The intrusions employ a three-stage malware stack, each focused on disparate aspects of the attack chain: setting up persistence, gathering sensitive data, and transmitting the information to a remote server under the attackers’ control.

Some variants of the second-stage backdoors also come with features designed to look up file names in the Microsoft Outlook folder, execute remote commands, and employ the third-step component to complete the data exfiltration step in the form of RAR archive files.

“The first step is used for persistence, the deployment and startup of the second-step malware module, which is responsible for uploading the files collected to the server by calling the third-step implant and cleaning up,” the Russian cybersecurity firm said.

In what’s a novel twist, APT31 is said to have used a command-and-control (C2) inside the corporate perimeter and leveraged it as a proxy to siphon data from systems that lacked direct access to the internet, indicating clear attempts to single out air-gapped hosts.

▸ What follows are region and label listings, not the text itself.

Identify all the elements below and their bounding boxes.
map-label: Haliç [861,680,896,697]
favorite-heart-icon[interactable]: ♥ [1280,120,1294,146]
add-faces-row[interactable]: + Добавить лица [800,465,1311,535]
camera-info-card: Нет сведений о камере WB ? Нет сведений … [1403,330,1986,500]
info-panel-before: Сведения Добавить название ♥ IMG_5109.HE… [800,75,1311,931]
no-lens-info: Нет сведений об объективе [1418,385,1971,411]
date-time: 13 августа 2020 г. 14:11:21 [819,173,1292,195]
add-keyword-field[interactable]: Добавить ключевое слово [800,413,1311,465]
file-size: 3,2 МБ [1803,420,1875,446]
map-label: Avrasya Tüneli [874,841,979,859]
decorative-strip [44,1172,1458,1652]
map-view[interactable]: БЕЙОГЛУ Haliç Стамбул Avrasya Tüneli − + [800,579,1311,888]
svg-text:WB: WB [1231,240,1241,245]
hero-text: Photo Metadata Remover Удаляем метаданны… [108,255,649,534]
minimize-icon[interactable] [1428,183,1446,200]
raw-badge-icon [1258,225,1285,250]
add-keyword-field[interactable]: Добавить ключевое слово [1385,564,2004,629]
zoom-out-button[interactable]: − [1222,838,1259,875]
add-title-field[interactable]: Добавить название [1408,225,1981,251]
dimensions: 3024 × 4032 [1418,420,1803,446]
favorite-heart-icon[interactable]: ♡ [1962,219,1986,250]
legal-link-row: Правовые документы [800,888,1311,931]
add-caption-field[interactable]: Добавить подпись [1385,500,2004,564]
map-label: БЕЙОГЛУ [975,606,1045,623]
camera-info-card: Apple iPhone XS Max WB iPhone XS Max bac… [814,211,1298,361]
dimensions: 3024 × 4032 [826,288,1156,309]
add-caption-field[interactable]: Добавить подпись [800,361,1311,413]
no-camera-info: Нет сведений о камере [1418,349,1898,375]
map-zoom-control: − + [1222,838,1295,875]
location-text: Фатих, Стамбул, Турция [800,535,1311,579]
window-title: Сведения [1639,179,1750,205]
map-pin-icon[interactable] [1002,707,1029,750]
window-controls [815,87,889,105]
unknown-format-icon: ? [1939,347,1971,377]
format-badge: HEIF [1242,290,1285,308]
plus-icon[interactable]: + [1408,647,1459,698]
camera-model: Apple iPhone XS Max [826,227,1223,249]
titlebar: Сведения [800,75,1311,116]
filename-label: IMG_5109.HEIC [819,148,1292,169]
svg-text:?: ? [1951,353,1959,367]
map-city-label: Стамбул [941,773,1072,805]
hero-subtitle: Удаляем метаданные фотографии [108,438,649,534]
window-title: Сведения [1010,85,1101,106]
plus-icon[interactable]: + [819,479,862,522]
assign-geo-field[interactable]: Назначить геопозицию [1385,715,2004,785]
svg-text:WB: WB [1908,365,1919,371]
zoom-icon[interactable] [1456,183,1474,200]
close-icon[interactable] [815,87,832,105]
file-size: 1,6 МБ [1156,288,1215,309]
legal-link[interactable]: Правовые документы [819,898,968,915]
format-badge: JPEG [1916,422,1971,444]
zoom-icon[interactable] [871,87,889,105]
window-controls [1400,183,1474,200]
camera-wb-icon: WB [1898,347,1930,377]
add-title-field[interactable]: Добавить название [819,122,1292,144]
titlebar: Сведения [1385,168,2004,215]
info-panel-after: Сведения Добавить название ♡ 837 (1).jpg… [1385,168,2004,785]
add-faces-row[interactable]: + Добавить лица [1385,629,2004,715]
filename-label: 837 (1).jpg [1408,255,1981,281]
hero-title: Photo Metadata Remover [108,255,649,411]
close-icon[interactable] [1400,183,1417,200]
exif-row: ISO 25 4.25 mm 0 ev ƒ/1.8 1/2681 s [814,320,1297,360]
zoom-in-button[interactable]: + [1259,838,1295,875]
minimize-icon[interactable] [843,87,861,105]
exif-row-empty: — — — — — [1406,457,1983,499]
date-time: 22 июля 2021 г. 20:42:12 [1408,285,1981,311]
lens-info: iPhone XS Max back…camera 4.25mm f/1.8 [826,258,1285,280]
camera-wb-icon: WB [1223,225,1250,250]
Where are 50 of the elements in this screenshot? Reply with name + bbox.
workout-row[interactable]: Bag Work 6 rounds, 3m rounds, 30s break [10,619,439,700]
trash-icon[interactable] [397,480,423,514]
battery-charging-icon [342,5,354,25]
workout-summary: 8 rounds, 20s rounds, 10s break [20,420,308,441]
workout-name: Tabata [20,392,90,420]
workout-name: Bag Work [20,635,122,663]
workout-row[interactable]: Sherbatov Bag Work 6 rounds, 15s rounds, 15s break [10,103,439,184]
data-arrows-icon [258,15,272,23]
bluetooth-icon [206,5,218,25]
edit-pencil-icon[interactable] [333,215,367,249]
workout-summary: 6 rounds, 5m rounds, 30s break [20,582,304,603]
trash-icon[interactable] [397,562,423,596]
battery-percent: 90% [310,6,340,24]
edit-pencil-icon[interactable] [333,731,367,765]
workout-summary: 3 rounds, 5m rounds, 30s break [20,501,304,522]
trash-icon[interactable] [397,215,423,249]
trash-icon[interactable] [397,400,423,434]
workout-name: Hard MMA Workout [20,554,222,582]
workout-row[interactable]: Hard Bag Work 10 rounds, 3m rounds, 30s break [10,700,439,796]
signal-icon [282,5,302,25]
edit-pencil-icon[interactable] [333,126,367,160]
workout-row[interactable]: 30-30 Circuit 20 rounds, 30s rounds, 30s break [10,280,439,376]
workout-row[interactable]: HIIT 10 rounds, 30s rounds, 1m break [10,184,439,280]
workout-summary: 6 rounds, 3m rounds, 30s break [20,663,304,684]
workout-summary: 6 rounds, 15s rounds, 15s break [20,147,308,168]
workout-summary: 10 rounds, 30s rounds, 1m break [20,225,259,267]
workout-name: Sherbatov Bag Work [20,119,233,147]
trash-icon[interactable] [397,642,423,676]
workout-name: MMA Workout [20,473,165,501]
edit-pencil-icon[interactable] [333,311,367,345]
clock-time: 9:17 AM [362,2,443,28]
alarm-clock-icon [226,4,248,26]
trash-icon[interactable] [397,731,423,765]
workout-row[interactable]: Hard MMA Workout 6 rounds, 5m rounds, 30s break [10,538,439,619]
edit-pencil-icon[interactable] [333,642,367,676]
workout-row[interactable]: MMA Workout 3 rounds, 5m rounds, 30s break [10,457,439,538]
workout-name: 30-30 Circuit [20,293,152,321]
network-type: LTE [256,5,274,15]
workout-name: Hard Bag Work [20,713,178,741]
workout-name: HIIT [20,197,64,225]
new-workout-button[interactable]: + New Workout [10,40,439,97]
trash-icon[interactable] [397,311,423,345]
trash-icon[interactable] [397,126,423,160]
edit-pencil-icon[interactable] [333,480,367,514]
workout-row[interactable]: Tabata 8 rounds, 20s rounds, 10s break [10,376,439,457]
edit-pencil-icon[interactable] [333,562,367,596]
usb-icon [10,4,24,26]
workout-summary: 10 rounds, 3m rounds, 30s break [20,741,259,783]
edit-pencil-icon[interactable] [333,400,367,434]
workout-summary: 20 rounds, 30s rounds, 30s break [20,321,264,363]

Kaspersky said it also spotted additional tools used by the attacker to manually upload the data to Yandex Disk and other temporary file-sharing services such as extraimage, imgbb, imgshare, schollz, and zippyimage, among others. A third similar implant is configured to send the data via the Yandex email service.

The findings highlight the meticulous planning and the ability of the threat actor to adapt and spin up new capabilities in their cyber espionage pursuits.

“Abusing popular cloud-based data storages may allow the threat actor(s) to evade security measures,” the company said. “At the same time, it opens up the possibility for stolen data to be leaked a second time in the event that a third party gets access to a storage used by the threat actor(s).”